Analysis of interaction between Ist1 and Did2. (A) Ist1 binds to the C-terminal region of Did2. GST, GST-Did2, or GST-Did2^176-204 was used to pull down N-terminally His-tagged Ist1 as indicated. Proteins retained on the beads were analyzed by SDS-PAGE and visualized by anti-His immunoblotting (top) and Ponceau S staining (bottom). (B) Ist1NTD specifically interacts with Did2-MIM1. His-SUMO-tagged MIM1 fragment from Did2 (Did2^190-204), Vps2 (Vps2^218-232), Vps24 (Vps24^201-224), or Ist1 (Ist1^281-298) was coexpressed with Ist1NTD in E. coli. Proteins retained on the Ni²⁺-NTA beads were analyzed by SDS-PAGE and visualized by Coomassie staining.

Did2-MIM1 binds in a conserved surface groove of Ist1NTD. (A) Fo-Fc difference map (contoured at 3σ) showing the location of Did2-MIM1 helix in the Ist1NTD/Did2-MIM1 structure. Conserved residues of Ist1 at the interface are also shown. (B) Did2-MIM1 binds to Ist1NTD in a highly conserved surface groove. The molecular surface of Ist1NTD is colored based on conservation scores. The most conserved residues are colored in magenta and the least conserved in cyan. (C) Contribution of the conserved residues to the binding of Did2. GST-tagged Did2 fragments were used to pull down wild-type or mutant Ist1 as indicated. Proteins retained on the beads were analyzed by SDS-PAGE and visualized by Coomassie staining. (D) SPR analysis of wild-type and mutant Ist1 proteins binding to Did2^176-204. Data represent the average of three independent measurements for each group. A simple one-to-one binding model was used to fit the data.
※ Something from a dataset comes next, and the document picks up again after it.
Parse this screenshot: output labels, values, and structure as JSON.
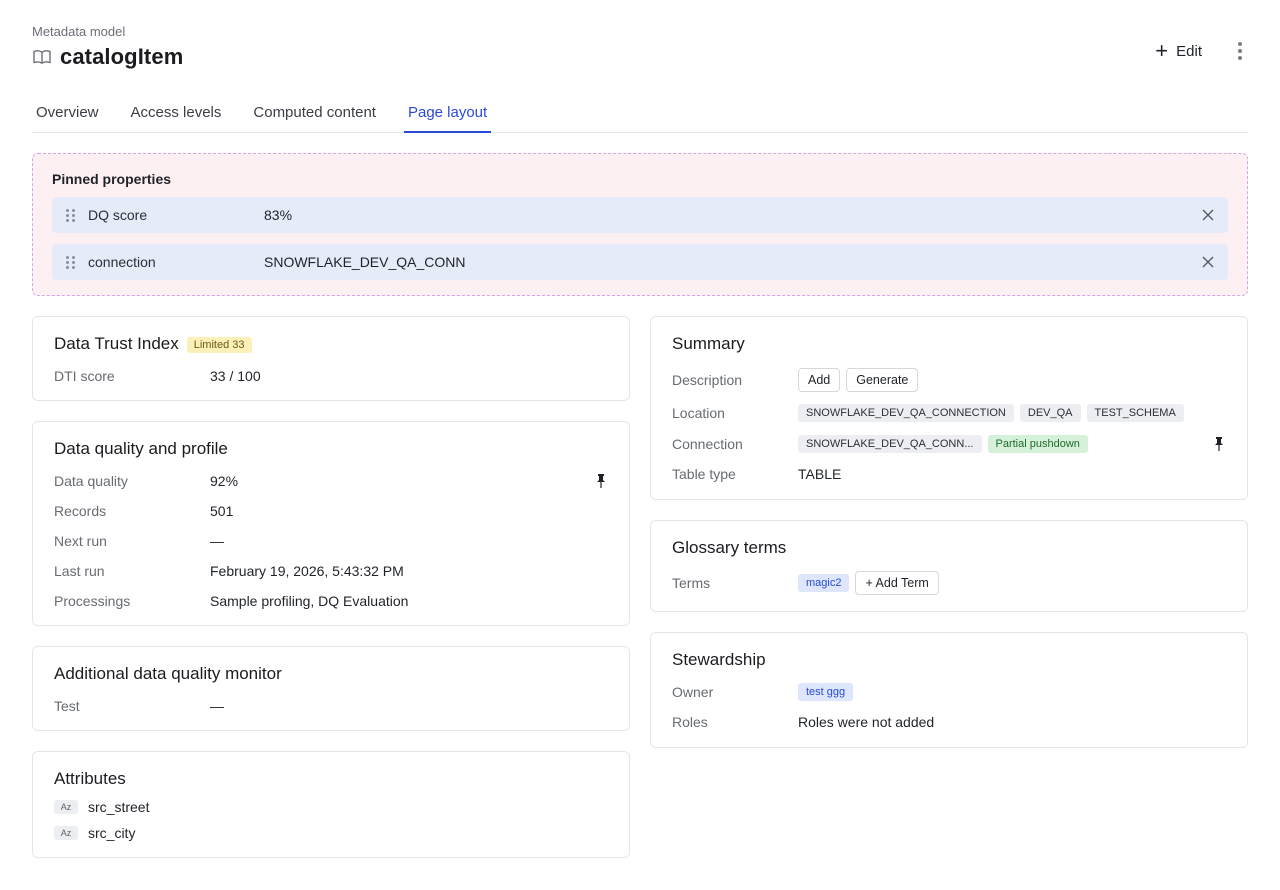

Ist1 residues involved in Did2 binding are important for both MVB sorting in yeast and mammalian cytokinesis. (A) The yeast MVB cargo GFP-CPS was visualized by fluorescent and brightfield microscopy in living cells corresponding to wild-type, ist1Δ, vta1Δ, ist1Δvta1Δ, or ist1Δvta1Δ cells expressing wild-type or mutant Ist1 proteins as indicated. The absence of lumenal GFP fluorescence in ist1Δvta1Δ cells expressing HA-Ist1^L168A/Y172A or HA-Ist1^E175R indicated that the Ist1–Did2 interaction contributes to Ist1 function in vivo. (B) In vitro interaction between hIST1 and CHMP1B. Cos-1 cells expressing HA-tagged hIST1 proteins were lysed and subjected to pulldown by GST or GST-CHMP1B. Proteins retained on the beads were analyzed by SDS-PAGE and visualized by anti-HA blotting (top) and Ponceau S staining (bottom). (C) In vivo interaction between hIST1 and CHMP1B. Cos-1 cells expressing FLAG-tagged CHMP1B and HA-tagged hIST1 constructs were lysed and subjected to immunoprecipitation with anti-HA antibody. CHMP1B proteins associated with hIST1 were detected by anti-FLAG blotting. (D) Disruption of hIST1-CHMP1 interaction leads to cytokinesis defects. Hela cells expressing wild-type or mutant HA-hIST1 proteins were fixed and subjected to immunofluorescence with anti-HA (green) and anti-α-tubulin (red). Nuclei were visualized with TORPO 3 (blue). (E) Quantification of the cytokinesis defects shown in C. Multinucleated cells (with two or more nuclei) or cells displaying apparent cytokinesis defect (with clear cytoplasmic bridge between the daughter cells as visualized by α-tubulin staining) were scored. Experiments were repeated four times, with 100 cells counted for each sample.